売り上げに貢献できそうなポテンシャルを想起させることだ。仕事で培ってきた能力が応募先の会社でも活かせて、その能力で売り上げに貢献できそうなイメージを抱かせるのが重要だ。(あくまでイメージで実際その通りでなくてもよい)

そのために、学歴や採用試験・業務内容の難しさで、勉強を頑張ってきたとか難しい仕事をしてきた過去の実績から、応募先で未経験で入社しても成長できる正にポテンシャルを持っていることを示すことが要点となる。

対策②主体性が無いと思われている

今まで本当は仕事として命じられてきたものをやらされていたのではなく、いかにも自分の意思でやったかのように書き換えるのがよい。

ものは捉えようで、その命令された中で普通の公務員とかだったら~するけど、自分は~と考えて~をした結果うまくいったというようにアピールすることで、むしろ自分を売り込むことができる武器に変わっていく。

対策③辞め癖があるのではないかと思われている

もう一つが、すぐに辞めないかという採用担当者の不安を払拭することだ。
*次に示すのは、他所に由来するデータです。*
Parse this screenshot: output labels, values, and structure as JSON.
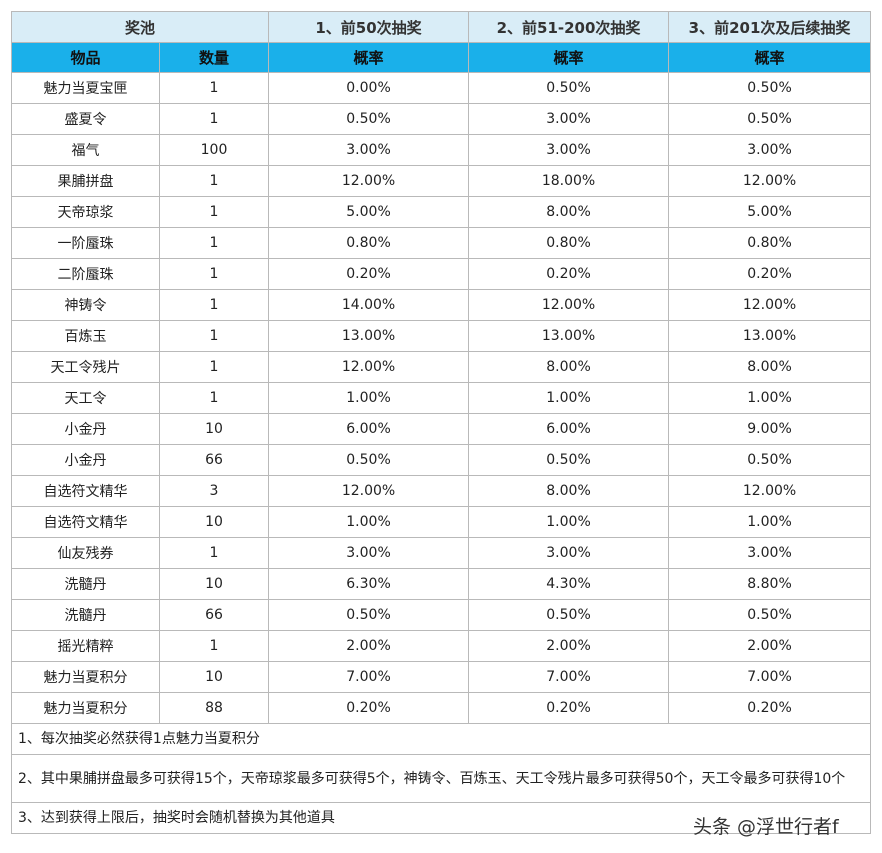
{
  "header": {
    "pool_label": "奖池",
    "phase1": "1、前50次抽奖",
    "phase2": "2、前51-200次抽奖",
    "phase3": "3、前201次及后续抽奖"
  },
  "subheader": {
    "item": "物品",
    "quantity": "数量",
    "prob1": "概率",
    "prob2": "概率",
    "prob3": "概率"
  },
  "rows": [
    {
      "item": "魅力当夏宝匣",
      "qty": "1",
      "p1": "0.00%",
      "p2": "0.50%",
      "p3": "0.50%"
    },
    {
      "item": "盛夏令",
      "qty": "1",
      "p1": "0.50%",
      "p2": "3.00%",
      "p3": "0.50%"
    },
    {
      "item": "福气",
      "qty": "100",
      "p1": "3.00%",
      "p2": "3.00%",
      "p3": "3.00%"
    },
    {
      "item": "果脯拼盘",
      "qty": "1",
      "p1": "12.00%",
      "p2": "18.00%",
      "p3": "12.00%"
    },
    {
      "item": "天帝琼浆",
      "qty": "1",
      "p1": "5.00%",
      "p2": "8.00%",
      "p3": "5.00%"
    },
    {
      "item": "一阶蜃珠",
      "qty": "1",
      "p1": "0.80%",
      "p2": "0.80%",
      "p3": "0.80%"
    },
    {
      "item": "二阶蜃珠",
      "qty": "1",
      "p1": "0.20%",
      "p2": "0.20%",
      "p3": "0.20%"
    },
    {
      "item": "神铸令",
      "qty": "1",
      "p1": "14.00%",
      "p2": "12.00%",
      "p3": "12.00%"
    },
    {
      "item": "百炼玉",
      "qty": "1",
      "p1": "13.00%",
      "p2": "13.00%",
      "p3": "13.00%"
    },
    {
      "item": "天工令残片",
      "qty": "1",
      "p1": "12.00%",
      "p2": "8.00%",
      "p3": "8.00%"
    },
    {
      "item": "天工令",
      "qty": "1",
      "p1": "1.00%",
      "p2": "1.00%",
      "p3": "1.00%"
    },
    {
      "item": "小金丹",
      "qty": "10",
      "p1": "6.00%",
      "p2": "6.00%",
      "p3": "9.00%"
    },
    {
      "item": "小金丹",
      "qty": "66",
      "p1": "0.50%",
      "p2": "0.50%",
      "p3": "0.50%"
    },
    {
      "item": "自选符文精华",
      "qty": "3",
      "p1": "12.00%",
      "p2": "8.00%",
      "p3": "12.00%"
    },
    {
      "item": "自选符文精华",
      "qty": "10",
      "p1": "1.00%",
      "p2": "1.00%",
      "p3": "1.00%"
    },
    {
      "item": "仙友残券",
      "qty": "1",
      "p1": "3.00%",
      "p2": "3.00%",
      "p3": "3.00%"
    },
    {
      "item": "洗髓丹",
      "qty": "10",
      "p1": "6.30%",
      "p2": "4.30%",
      "p3": "8.80%"
    },
    {
      "item": "洗髓丹",
      "qty": "66",
      "p1": "0.50%",
      "p2": "0.50%",
      "p3": "0.50%"
    },
    {
      "item": "摇光精粹",
      "qty": "1",
      "p1": "2.00%",
      "p2": "2.00%",
      "p3": "2.00%"
    },
    {
      "item": "魅力当夏积分",
      "qty": "10",
      "p1": "7.00%",
      "p2": "7.00%",
      "p3": "7.00%"
    },
    {
      "item": "魅力当夏积分",
      "qty": "88",
      "p1": "0.20%",
      "p2": "0.20%",
      "p3": "0.20%"
    }
  ],
  "notes": [
    "1、每次抽奖必然获得1点魅力当夏积分",
    "2、其中果脯拼盘最多可获得15个，天帝琼浆最多可获得5个，神铸令、百炼玉、天工令残片最多可获得50个，天工令最多可获得10个",
    "3、达到获得上限后，抽奖时会随机替换为其他道具"
  ],
  "watermark": "头条 @浮世行者f",
  "colors": {
    "header_bg": "#d9edf7",
    "subheader_bg": "#1ab0ea",
    "border": "#b9b9b9"
  }
}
そのためにどうして公務員をやめようと思ったのかを前向きな理由をつけて説明することが求められる。給料が低いとか、転勤があって家族に負担がかかるという転職理由はもっともらしいが、イメージとしてはあまりよくない。

マイナスイメージも少なくとも転職理由に含めてもいいかもしれないが、その後には必ず新しい自分のスキルを見出してみたくなった、とかこういう業界でこういう仕事が自分に合っていると思ったという明るい内容を盛り込んでポジティブなイメージを面接官に刷り込む必要がある。

まとめ

公務員の仕事は金に換えられない価値があると思う。場合によっては民間の人には一生かかっても理解されないかもしれない。

そんな仕事だからこそ辞めるときはそれなりの覚悟を持って、気持ちを真逆の方向に切り替えていかなくてはならない。

対策をすれば転職は怖くない。むしろ、いろいろな人生の可能性があるきっかけとなるものだ。この記事で紹介したことを意識することで転職活動中の公務員がバラ色の人生を歩むことを願っている。